Bruno was lying before the fire while this conversation was going on. He was listening to it very attentively, though he could not understand it all. He knew some words, and he learned from the words which he heard that they were talking about the boat and the water, and Pierre, the man who was gone. So, when Orlando rose, and went to get the lantern, Bruno started up too, and followed him. He did not know whether there would be any thing that he could do, but he wished to be ready at a moment’s notice, in case there should be any thing.

Anna and the baby.

He stood by Orlando’s side, and looked up very eagerly into his face while he was taking down the lantern, and then went with him out to the door. The old man went out too. He went down as near as he could get to the shore of the pond, in order to look off over the water. Orlando remained nearer the door of the cottage, where the land was higher, and where he thought the lantern could be better seen.
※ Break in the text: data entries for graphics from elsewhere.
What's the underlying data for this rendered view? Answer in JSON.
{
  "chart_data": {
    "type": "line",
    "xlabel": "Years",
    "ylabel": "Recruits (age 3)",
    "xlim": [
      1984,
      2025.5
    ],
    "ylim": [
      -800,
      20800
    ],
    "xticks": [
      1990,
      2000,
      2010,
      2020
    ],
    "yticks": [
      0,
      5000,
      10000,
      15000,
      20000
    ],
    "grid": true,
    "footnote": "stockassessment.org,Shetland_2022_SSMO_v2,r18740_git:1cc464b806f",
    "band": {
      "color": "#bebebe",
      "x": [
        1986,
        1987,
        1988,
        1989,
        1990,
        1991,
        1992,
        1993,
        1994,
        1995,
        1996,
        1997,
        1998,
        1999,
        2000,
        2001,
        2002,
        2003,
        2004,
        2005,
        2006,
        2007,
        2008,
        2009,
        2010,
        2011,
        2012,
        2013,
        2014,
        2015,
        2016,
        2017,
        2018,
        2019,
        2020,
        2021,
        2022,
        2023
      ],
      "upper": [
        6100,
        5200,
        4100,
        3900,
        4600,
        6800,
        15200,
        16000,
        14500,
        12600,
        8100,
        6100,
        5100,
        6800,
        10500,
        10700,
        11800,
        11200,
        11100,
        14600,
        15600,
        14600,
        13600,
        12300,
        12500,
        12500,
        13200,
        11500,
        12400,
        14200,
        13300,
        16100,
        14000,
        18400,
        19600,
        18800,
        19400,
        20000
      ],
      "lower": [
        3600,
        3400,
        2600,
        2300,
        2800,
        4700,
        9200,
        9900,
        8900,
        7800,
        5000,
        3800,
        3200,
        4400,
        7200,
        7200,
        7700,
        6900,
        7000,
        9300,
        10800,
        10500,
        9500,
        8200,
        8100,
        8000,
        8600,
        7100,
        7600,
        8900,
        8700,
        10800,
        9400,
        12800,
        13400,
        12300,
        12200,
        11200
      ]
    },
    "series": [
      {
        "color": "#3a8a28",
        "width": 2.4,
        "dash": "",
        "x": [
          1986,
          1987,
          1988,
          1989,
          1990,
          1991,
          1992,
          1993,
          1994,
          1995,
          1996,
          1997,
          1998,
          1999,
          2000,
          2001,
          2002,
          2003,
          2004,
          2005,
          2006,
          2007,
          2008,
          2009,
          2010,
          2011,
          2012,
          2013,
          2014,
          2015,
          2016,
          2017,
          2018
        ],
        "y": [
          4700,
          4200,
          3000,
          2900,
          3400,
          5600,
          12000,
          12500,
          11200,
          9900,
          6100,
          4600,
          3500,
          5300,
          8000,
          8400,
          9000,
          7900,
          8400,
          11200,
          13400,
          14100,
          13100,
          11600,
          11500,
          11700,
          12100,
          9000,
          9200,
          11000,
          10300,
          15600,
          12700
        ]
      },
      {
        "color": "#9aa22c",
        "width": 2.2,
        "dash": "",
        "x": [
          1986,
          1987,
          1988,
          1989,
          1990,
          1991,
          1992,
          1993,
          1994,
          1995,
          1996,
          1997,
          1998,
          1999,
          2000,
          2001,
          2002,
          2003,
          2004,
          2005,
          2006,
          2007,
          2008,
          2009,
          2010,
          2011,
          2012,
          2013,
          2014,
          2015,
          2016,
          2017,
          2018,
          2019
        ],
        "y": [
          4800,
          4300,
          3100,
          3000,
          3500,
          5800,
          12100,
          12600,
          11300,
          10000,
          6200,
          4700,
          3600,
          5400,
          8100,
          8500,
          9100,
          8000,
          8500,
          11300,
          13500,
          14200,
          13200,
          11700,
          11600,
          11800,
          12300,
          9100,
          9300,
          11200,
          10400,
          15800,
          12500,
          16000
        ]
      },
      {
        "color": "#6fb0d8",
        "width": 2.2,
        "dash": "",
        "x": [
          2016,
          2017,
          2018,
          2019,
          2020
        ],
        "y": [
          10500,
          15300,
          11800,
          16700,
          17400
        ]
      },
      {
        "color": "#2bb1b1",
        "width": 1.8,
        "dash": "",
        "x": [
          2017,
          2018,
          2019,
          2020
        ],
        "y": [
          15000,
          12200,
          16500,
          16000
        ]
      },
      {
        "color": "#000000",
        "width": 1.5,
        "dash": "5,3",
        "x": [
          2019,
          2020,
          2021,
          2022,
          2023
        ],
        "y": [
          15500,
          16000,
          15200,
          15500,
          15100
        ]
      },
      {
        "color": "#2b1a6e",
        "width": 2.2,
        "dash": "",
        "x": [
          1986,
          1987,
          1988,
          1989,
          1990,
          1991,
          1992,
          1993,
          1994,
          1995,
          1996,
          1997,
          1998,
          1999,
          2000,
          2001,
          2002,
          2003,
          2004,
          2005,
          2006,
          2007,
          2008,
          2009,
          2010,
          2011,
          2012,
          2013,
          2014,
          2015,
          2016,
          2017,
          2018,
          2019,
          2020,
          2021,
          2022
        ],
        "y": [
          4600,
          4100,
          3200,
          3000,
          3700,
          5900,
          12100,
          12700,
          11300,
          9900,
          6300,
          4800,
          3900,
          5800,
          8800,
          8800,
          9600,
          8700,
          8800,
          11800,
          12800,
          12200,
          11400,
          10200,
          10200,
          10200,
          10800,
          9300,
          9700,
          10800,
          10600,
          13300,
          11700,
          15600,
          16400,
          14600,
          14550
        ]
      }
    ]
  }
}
Marie, with her baby in her arms, and her little daughter, Anna, by her side, came out to the steps of the door. Bruno took his place by Orlando’s side, ready to be called upon at any time, if there should be any thing that he could do, and looking eagerly over the water to see whether he could not himself make some discoveries.

Watching for the boat.

He would have liked to have held the lantern, but it would not have been possible for him to have held it sufficiently high.